Cape Town - Sixty-four percent of Capetonians living in wards that previously had access to passenger rail services have now lost that access, and only 36% of residents still have access to a working train station in the ward where they live.
This is according to DA City of Cape mayoral candidate Geordin Hill-Lewis who revealed the news while announcing the sixth of the party’s seven pledges in the lead up to the municipal elections.
The six pledge from the DA is that they “are committed to making public transport work by fighting for control over railways and funding to expand the MyCiTi bus service”.
“It is no secret that large parts of Cape Town’s rail network has collapsed. But new analysis done by the DA shows the true extent to which the national government, through Metrorail, has destroyed Cape Town’s train system.
“Our analysis mapped all of the wards in the city through which either the northern, central or southern railway lines run. We then calculated how many of those wards have lost access because the lines running through those wards have stopped working due to land invasions, collapsed infrastructure, and vandalism,” Hill-Lewis said.
“Today I can report that Metrorail has collapsed to such a staggering extent that 64% of Capetonians living in wards that previously had access to passenger rail services have now lost that access.
“Today, only 36% of residents still have access to a working train station in the ward where they live,” he said.
Hill-Lewis highlighted that this collapse hit some of the poorest communities in Cape Town the hardest.
He said that more than 1.1 million people lived in wards adjacent to the central line on the Cape Flats, including neighbourhoods like Khayelitsha and Mitchells Plain but that 97.7% of them no longer had access to rail transport.
“In total, nearly 2 million people in Cape Town live in wards that should have access to passenger rail services. But the central line now terminates at Langa, the southern line runs no further than Retreat, and the northern line ends at Thornton – with Bellville only accessible via Century City.
“Decades of mismanagement by the national government, including during the past two years of lockdown, has all but destroyed Cape Town’s passenger rail system,” he said.
“That is why the DA is today committing to intensifying our fight to take control over Cape Town’s train system. We believe that the boundaries of the Constitution have not yet been properly tested on this matter.”
He explained that municipal public transport was an area of local government competence, and Section 156 (5) provided that a municipality “has the right to exercise any power concerning a matter reasonably necessary for, or incidental to, the effective performance of its functions”.
“With the support of voters on 1 November, the DA will test and redefine these boundaries in our quest to take control over Cape Town’s train system.
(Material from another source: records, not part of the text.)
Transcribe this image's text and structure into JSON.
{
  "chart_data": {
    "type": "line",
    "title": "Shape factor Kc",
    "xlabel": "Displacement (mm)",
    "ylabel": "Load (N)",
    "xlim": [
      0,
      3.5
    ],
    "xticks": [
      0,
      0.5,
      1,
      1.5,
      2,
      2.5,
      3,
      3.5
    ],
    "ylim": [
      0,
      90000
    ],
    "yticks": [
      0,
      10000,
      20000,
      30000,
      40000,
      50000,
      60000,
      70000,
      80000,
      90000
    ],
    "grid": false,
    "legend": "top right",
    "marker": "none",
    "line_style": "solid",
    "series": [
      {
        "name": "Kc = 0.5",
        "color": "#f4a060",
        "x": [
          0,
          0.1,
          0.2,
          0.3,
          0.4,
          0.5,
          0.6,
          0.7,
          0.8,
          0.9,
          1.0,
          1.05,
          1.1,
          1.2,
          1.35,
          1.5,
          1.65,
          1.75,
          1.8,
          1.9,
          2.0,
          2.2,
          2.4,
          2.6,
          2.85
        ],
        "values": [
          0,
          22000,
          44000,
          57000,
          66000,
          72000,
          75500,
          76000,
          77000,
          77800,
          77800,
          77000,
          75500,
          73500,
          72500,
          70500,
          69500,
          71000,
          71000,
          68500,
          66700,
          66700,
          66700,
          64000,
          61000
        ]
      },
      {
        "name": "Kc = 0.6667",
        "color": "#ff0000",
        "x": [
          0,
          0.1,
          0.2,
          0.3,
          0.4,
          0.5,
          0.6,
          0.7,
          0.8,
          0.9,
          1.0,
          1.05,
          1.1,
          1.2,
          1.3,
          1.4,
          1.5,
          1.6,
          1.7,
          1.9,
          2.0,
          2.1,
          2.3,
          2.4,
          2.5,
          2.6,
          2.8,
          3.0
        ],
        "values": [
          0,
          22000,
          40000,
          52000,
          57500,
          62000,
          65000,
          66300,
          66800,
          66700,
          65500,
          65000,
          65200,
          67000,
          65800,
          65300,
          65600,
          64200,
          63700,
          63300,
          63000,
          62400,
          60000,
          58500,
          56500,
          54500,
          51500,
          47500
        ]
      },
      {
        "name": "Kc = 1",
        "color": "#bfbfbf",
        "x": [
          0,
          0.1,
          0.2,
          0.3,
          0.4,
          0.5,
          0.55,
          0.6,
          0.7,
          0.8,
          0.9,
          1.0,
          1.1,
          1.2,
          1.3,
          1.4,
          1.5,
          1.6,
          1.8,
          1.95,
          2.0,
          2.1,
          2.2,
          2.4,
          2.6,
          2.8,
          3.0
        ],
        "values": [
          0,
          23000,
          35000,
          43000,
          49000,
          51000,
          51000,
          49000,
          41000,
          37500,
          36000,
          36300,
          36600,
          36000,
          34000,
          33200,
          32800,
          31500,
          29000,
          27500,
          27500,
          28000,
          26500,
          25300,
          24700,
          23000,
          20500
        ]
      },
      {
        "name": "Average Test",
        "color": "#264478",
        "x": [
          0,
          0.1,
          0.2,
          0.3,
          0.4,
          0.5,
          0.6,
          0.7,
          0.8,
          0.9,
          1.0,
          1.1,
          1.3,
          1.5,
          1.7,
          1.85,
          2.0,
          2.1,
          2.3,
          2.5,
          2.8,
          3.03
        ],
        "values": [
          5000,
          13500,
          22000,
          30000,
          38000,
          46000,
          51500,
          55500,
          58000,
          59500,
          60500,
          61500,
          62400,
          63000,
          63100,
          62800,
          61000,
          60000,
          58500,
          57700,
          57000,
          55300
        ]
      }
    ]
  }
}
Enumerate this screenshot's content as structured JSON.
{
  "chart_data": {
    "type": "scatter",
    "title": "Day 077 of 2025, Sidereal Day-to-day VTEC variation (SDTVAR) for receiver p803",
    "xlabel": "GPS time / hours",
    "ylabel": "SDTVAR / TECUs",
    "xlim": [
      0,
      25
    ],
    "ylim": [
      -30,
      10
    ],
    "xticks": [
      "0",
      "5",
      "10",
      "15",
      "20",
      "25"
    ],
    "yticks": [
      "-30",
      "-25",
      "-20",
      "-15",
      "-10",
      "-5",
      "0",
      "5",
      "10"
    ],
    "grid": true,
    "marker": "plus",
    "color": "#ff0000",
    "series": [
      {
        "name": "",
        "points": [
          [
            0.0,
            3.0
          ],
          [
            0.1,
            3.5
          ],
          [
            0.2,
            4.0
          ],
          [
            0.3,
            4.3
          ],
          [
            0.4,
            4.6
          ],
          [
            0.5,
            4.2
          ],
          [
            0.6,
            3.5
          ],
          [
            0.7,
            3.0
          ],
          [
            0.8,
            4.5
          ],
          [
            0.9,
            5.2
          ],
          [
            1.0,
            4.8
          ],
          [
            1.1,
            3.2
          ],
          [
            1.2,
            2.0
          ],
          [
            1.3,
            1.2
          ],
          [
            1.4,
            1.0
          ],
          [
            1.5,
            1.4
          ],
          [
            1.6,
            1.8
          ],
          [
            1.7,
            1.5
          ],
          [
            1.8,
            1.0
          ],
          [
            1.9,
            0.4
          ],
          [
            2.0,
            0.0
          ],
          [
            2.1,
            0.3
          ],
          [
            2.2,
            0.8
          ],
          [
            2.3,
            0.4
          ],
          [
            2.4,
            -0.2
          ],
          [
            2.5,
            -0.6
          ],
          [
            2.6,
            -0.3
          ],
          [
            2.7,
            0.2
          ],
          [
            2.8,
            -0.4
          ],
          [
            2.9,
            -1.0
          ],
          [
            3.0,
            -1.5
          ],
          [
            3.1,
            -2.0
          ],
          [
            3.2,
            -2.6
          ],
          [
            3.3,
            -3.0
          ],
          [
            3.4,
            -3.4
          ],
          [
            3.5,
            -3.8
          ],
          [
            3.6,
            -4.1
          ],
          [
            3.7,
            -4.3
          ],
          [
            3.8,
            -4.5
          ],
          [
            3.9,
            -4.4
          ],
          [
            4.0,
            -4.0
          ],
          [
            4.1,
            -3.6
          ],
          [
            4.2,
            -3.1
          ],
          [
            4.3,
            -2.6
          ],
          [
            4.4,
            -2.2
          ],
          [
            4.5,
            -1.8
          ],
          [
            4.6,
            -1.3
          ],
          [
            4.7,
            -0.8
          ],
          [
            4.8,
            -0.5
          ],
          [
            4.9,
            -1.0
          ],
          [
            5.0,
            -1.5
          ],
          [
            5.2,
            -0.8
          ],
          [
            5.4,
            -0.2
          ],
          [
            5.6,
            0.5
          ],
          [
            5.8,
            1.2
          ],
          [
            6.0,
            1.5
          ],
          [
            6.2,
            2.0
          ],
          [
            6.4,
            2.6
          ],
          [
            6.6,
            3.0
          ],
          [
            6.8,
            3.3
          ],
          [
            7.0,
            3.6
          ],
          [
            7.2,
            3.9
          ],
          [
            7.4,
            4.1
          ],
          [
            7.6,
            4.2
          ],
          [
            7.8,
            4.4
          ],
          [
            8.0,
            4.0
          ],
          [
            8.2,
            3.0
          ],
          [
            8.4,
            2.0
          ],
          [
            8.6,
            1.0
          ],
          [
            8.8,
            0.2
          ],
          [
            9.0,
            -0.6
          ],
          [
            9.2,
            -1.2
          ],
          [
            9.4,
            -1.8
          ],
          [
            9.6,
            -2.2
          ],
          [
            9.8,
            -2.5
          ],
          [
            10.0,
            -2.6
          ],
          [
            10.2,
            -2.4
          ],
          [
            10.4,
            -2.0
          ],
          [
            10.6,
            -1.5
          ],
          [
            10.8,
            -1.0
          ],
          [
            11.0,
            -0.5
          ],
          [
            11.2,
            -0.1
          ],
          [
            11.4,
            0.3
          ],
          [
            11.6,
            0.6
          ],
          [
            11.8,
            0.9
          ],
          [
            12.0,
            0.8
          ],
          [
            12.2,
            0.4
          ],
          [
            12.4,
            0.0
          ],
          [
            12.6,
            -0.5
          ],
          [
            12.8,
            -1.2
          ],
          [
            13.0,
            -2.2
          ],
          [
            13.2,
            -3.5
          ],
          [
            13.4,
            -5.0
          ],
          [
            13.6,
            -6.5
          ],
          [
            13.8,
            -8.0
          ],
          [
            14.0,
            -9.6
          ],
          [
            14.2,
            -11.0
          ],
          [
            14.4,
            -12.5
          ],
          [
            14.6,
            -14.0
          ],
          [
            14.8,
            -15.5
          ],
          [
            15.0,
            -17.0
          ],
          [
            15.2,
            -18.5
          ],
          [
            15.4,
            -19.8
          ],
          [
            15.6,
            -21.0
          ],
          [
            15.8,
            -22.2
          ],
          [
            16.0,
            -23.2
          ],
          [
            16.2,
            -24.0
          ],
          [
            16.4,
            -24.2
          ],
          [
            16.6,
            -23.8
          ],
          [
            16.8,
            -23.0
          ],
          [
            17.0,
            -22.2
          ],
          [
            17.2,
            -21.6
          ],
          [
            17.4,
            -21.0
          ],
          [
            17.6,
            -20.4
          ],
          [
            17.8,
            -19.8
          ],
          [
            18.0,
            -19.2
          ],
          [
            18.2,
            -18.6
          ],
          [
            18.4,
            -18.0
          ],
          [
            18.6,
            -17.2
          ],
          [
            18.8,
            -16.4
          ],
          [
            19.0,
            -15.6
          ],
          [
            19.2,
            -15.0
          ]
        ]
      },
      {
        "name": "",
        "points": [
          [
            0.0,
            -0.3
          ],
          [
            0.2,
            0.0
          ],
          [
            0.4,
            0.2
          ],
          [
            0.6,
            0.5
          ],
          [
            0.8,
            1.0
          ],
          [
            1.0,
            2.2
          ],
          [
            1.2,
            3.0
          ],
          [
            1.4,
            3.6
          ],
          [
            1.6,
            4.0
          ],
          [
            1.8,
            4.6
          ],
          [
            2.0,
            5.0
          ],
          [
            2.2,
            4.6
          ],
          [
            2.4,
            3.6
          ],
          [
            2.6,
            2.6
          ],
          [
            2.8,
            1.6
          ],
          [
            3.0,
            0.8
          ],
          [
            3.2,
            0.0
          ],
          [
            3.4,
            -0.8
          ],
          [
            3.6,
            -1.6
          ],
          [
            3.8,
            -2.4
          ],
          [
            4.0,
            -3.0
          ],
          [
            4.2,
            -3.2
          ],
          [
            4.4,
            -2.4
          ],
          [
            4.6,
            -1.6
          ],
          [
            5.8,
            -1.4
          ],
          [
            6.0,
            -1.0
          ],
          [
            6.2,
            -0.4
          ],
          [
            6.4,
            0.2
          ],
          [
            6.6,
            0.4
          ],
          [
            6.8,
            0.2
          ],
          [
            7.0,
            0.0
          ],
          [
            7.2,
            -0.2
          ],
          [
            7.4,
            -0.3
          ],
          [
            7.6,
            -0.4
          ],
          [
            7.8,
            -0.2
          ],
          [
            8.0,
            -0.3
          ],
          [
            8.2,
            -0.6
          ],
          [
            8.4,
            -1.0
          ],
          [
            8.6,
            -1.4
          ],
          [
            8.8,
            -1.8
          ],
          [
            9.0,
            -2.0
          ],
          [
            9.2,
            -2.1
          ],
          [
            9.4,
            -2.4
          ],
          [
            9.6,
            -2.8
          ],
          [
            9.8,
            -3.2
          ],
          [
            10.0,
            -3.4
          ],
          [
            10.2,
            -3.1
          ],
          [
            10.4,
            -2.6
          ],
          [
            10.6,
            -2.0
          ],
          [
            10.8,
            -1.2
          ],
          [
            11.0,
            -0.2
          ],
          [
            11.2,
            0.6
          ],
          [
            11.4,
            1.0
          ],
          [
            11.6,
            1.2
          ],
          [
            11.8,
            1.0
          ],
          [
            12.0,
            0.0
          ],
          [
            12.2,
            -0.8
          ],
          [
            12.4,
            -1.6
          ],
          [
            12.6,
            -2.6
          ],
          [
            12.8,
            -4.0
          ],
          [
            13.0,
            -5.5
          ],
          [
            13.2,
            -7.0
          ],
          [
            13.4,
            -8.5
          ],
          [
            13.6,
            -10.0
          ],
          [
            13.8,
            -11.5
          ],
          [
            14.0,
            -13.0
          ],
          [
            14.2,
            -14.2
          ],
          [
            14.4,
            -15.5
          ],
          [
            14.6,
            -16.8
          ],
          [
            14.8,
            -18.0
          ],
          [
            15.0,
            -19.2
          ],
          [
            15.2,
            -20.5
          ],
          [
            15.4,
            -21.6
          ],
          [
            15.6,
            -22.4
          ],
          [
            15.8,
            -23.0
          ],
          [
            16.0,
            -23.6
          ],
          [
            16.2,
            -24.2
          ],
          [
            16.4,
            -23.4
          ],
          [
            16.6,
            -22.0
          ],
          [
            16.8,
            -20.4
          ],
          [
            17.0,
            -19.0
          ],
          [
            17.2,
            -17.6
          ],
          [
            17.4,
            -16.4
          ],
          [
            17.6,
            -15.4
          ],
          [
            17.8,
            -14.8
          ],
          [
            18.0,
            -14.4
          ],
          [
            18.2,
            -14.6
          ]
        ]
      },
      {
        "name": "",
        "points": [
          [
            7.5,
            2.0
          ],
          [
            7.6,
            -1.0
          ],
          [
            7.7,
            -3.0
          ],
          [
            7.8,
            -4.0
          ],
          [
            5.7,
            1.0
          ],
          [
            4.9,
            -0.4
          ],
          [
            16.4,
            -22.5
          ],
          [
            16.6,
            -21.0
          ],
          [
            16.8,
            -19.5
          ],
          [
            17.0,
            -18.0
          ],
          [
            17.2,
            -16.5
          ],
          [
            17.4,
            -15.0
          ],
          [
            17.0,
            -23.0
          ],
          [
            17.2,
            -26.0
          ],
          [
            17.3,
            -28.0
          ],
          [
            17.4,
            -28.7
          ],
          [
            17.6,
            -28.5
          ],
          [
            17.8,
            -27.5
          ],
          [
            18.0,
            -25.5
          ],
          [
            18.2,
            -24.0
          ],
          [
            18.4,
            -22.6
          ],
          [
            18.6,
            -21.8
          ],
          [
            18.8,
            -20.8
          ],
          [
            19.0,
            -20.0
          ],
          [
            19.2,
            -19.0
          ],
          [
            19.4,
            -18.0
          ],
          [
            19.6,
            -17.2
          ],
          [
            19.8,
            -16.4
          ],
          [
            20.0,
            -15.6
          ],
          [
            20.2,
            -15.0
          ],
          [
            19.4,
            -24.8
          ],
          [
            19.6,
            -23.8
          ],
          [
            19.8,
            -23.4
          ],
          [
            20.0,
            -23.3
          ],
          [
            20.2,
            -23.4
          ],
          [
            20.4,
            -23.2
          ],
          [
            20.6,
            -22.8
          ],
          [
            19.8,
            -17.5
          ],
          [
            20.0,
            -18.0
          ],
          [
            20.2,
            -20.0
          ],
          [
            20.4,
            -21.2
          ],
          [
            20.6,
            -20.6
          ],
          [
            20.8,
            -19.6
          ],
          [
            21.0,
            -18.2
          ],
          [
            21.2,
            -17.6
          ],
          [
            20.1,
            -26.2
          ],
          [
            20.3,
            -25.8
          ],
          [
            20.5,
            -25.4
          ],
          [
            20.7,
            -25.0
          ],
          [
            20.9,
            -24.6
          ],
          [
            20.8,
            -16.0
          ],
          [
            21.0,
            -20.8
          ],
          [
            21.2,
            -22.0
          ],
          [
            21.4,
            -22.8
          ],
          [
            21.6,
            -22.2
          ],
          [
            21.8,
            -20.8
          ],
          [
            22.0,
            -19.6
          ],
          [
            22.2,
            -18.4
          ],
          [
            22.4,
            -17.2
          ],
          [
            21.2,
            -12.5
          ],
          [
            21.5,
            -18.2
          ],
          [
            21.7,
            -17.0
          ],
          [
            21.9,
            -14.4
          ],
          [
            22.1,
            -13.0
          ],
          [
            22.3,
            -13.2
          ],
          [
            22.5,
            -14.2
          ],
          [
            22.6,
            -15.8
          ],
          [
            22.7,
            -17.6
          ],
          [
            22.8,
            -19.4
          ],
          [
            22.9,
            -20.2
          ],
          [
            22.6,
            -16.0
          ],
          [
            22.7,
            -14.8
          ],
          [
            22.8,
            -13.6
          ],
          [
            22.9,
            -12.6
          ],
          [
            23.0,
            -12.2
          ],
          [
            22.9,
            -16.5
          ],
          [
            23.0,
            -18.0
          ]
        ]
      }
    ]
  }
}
“As we do so, we will also engage with private sector partners to prepare for a future rail system run through private concessions,” Hill-Lewis said.
Earlier this year, the Cape Argus reported how the public transport system in the province, and especially Cape Town, has all but collapsed (Cape Town's public transport is in crisis and commuters are 'left in the lurch').
The passenger rail system is at an almost complete standstill because of vandalism and railway invasions, the Golden Arrow Bus Services (Gabs) beset by robberies and arson, the minibus taxi industry engulfed in open warfare and a major route of the MyCiTi bus service halted since last year.
Transport and Public Works MEC Daylin Mitchell, when he was still chairperson of the Standing Committee on Transport and Public Works in the provincial legislature, had also noted with concern the 80% decrease in train usage over the past eight years (Concern over sharp drop in train usage in the Western Cape).
Mitchell said that equated to 550 000 people having sought alternative means of transport.